Gary transportation company switches to clean diesel trucks

South Shore Clean Cities’ Communications Director Lauri Keagle, Indiana Department of Environmental Management Senior Environmental Manager Shawn Seals, Gary Mayor Karen Freeman-Wilson, Jack Gray Transport, Inc. owner Danette Garza and Jack Gray Transport, Inc. Chief Operating Officer James Dillman stand in front of one of six new clean diesel trucks.

Jack Gray Transport, a Gary-based dump truck transportation company that hauls bulk materials like sand and salt, has turned to clean diesel trucks that will cut the equivalent of 38 cars' worth of greenhouse gas emissions from Northwest Indiana every year.

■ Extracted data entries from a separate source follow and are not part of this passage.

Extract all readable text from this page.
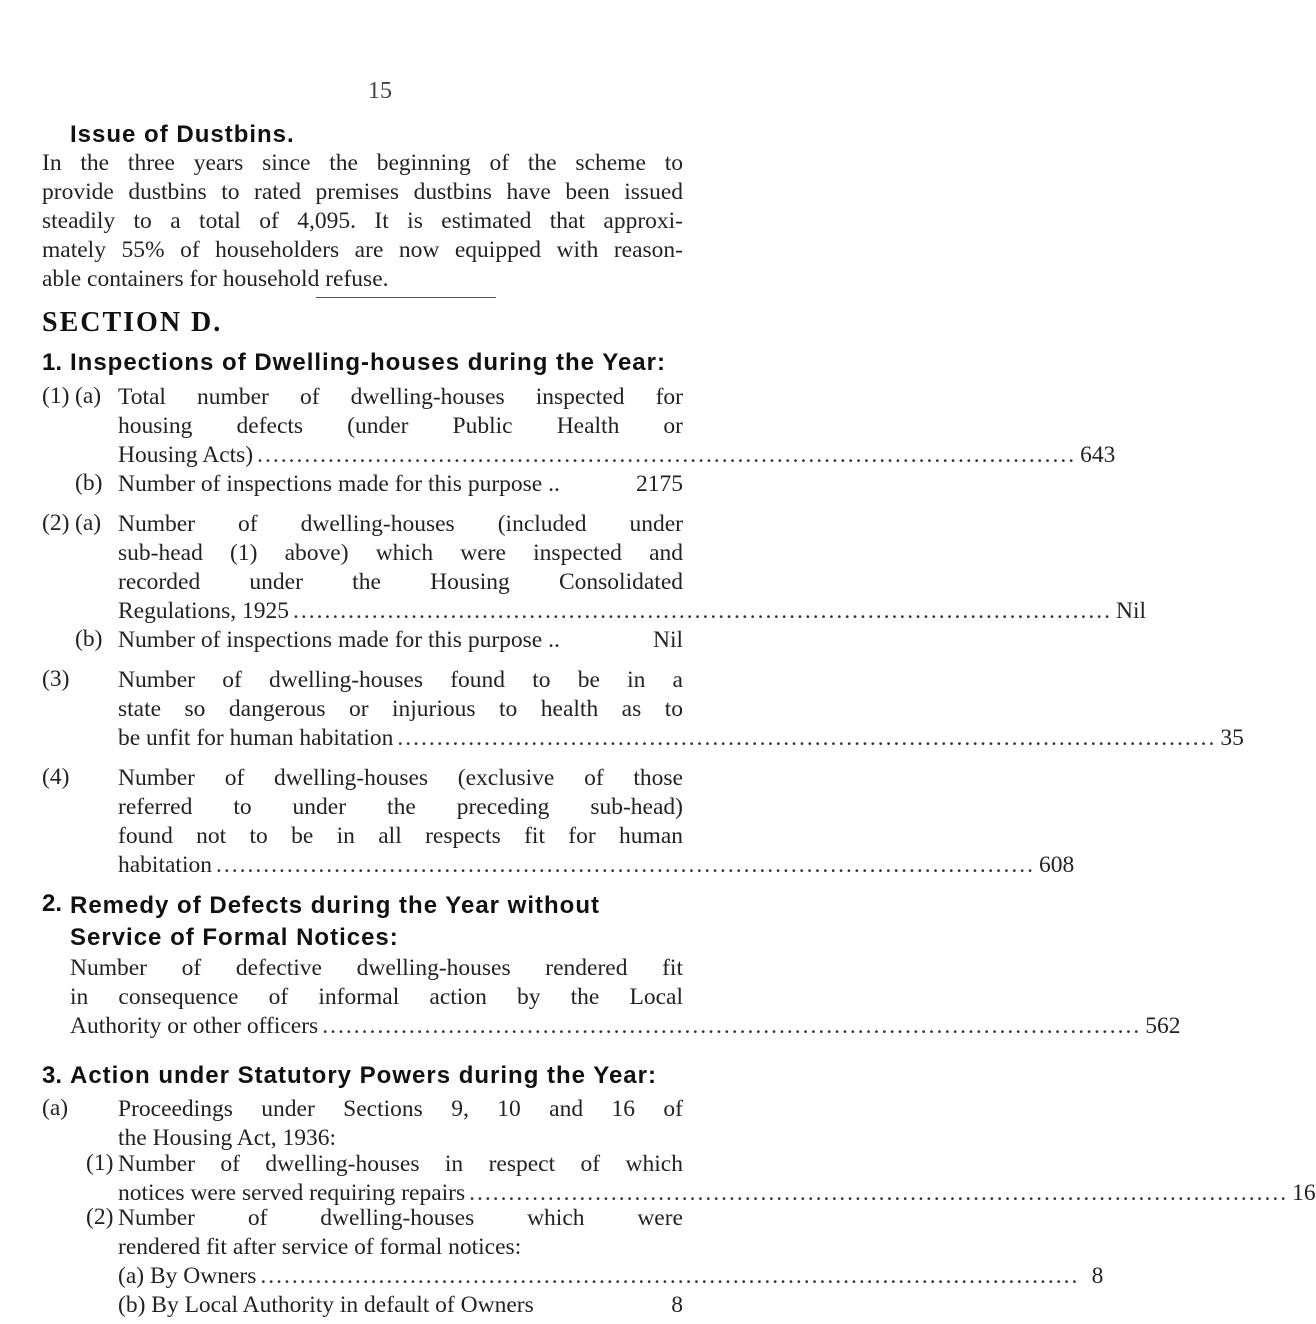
15
Issue of Dustbins.
In the three years since the beginning of the scheme to
provide dustbins to rated premises dustbins have been issued
steadily to a total of 4,095. It is estimated that approxi-
mately 55% of householders are now equipped with reason-
able containers for household refuse.
SECTION D.
1. Inspections of Dwelling-houses during the Year:
(1) (a) Total number of dwelling-houses inspected for
housing defects (under Public Health or
Housing Acts) ........................................................................................................ 643
(b) Number of inspections made for this purpose ..	2175
(2) (a) Number of dwelling-houses (included under
sub-head (1) above) which were inspected and
recorded under the Housing Consolidated
Regulations, 1925 ........................................................................................................ Nil
(b) Number of inspections made for this purpose ..	Nil
(3) Number of dwelling-houses found to be in a
state so dangerous or injurious to health as to
be unfit for human habitation ........................................................................................................ 35
(4) Number of dwelling-houses (exclusive of those
referred to under the preceding sub-head)
found not to be in all respects fit for human
habitation ........................................................................................................ 608
2. Remedy of Defects during the Year without
Service of Formal Notices:
Number of defective dwelling-houses rendered fit
in consequence of informal action by the Local
Authority or other officers ........................................................................................................ 562
3. Action under Statutory Powers during the Year:
(a) Proceedings under Sections 9, 10 and 16 of
the Housing Act, 1936:
(1) Number of dwelling-houses in respect of which
notices were served requiring repairs ........................................................................................................ 16
(2) Number of dwelling-houses which were
rendered fit after service of formal notices:
(a) By Owners ........................................................................................................ 8
(b) By Local Authority in default of Owners	8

The company spent $300,000 on six trucks with the help a DieselWise Indiana 2017 grant from the Indiana Department of Environmental Management in cooperation with South Shore Clean Cities.

“Implementing sustainable transportation practices is helping to transform our nearly 70-year-old company into a more modern, state-of-the-art operation,” Jack Gray Transport owner Danette Garza said. “We are thankful for our partners in this project and look forward to continuing to change the face of the trucking industry in Northwest Indiana.”

Garza took over the 67-year-old company that hauls raw materials in 2015 and has been working since to modernize its operations. The new ultra low-sulfur diesel drayage trucks it acquired will replace diesel-fueled trucks, cutting the ozone precursors nitrogen oxide and carbon monoxide by 98 percent.

They also will prevent about 20,000 gallons of diesel fuel, or about 2.5 tanker trucks' worth, from being used every year in Lake County, which the federal government has deemed a nonattainment area for ozone emissions.

“We are proud of the work of our member Jack Gray Transport, Inc., in moving toward cleaner fuels and vehicles,” South Shore Clean Cities Communications Director Lauri Keagle said. “The switch to sustainable transportation options helps reduce our nation’s dependence on imported oil, reduces harmful emissions, supports local jobs, improves air quality and enhances quality of life for those who live, work and play in Gary. We applaud their efforts.”

Jack Gray, which has terminals in Indiana, Wisconsin and Ohio, bills itself as "the nation's premier carrier and material handler of bulk materials." Its union-represented drivers delivery fertilizer, coke, potash, scrap, gypsum, grain, magnesite and aggregates, carrying loads of up to thousands of tons all across the Midwest.